14 DAY TRIAL // Unsuccessful in stopping the rapid spread of a variant of the SillyFDC worm, the Commander of the U.S. Strategic Command has resorted to unprecedented measures, and signed an order that prohibited the use of all flash memory cards, optical disks, thumb drives, and any other removable storage devices on both the army's classified and unclassified networks, effective immediately.

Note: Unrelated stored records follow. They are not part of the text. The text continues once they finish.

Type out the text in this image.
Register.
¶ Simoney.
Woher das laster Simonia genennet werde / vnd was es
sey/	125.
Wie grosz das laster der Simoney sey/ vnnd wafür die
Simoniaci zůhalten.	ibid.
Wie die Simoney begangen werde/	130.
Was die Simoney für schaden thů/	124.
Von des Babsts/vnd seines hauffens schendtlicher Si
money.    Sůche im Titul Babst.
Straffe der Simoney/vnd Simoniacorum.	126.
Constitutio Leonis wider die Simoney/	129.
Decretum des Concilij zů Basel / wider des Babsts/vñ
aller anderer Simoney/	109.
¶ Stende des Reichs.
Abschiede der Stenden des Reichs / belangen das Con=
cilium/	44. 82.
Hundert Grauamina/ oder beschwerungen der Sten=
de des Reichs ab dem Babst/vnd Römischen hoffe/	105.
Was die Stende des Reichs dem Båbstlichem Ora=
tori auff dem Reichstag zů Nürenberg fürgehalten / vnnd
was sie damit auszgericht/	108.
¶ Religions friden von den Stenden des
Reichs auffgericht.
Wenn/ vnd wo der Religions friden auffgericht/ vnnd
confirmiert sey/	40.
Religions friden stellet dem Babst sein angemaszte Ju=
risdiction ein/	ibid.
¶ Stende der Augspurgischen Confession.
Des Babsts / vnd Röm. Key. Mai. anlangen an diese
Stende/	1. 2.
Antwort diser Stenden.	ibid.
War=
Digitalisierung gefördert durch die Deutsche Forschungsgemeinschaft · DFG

SillyFDC is a computer worm capable of propagating itself via removable USB devices and other storage media like CDs, DVDs etc. Once such compromised device is connected to a computer, the worm will proceed to infecting the operating system, and it will copy itself to other clean similar devices to be used in the future on the machine. The worm is also able to download other malware from the Internet onto the infected systems.
This threat poses a serious issue to the Army, where removable media is actively used for sharing sensitive data, instead of being sent over networks that could be compromised. In addition, connecting to the Internet, while on field for various missions, is not always an option. According to Wired, an e-mail from a Michigan Army National Guardsman, outlined the severity of the situation. "This has been briefed to the CoS of the ARMY. This is not just a problem for Michigan, and is affecting operations around the world. This is a very serious threat and should be treated as such," reads the e-mail.
This is just a temporary suspension, and the Army plans to introduce government-authorized devices back, based on priorities and in a controlled fashion, but personally-owned devices are likely to remain banned. In order to make sure that the military personnel and troops conform themselves to the new situation, the IT security teams will run scans on both the NIPRNET (unclassified) and SIPRNET (secret) networks, to detect malware and such devices. "Any discovery of malware will result in the opening of a security incident report, and will be referred to the appropriate security officer for action," notes an internal e-mail.
“Any storage device, which is attached to a computer, should be checked for virus and other malware before use. I would recommend that computer users disable the autorun facility of Windows, so removable devices such as USB keys and CD ROMs do not automatically launch when they are attached to a PC,” says Graham Cluley, senior technology consultant at Sophos. As history shows, such devices are not only responsible for propagating malware on networks, but are also a vital factor in many security breach incidents that resulted in data loss. Because of this, the use of personally-owned and uncontrolled storage devices by employees, on the internal network, should be prohibited in any organization, governmental or otherwise.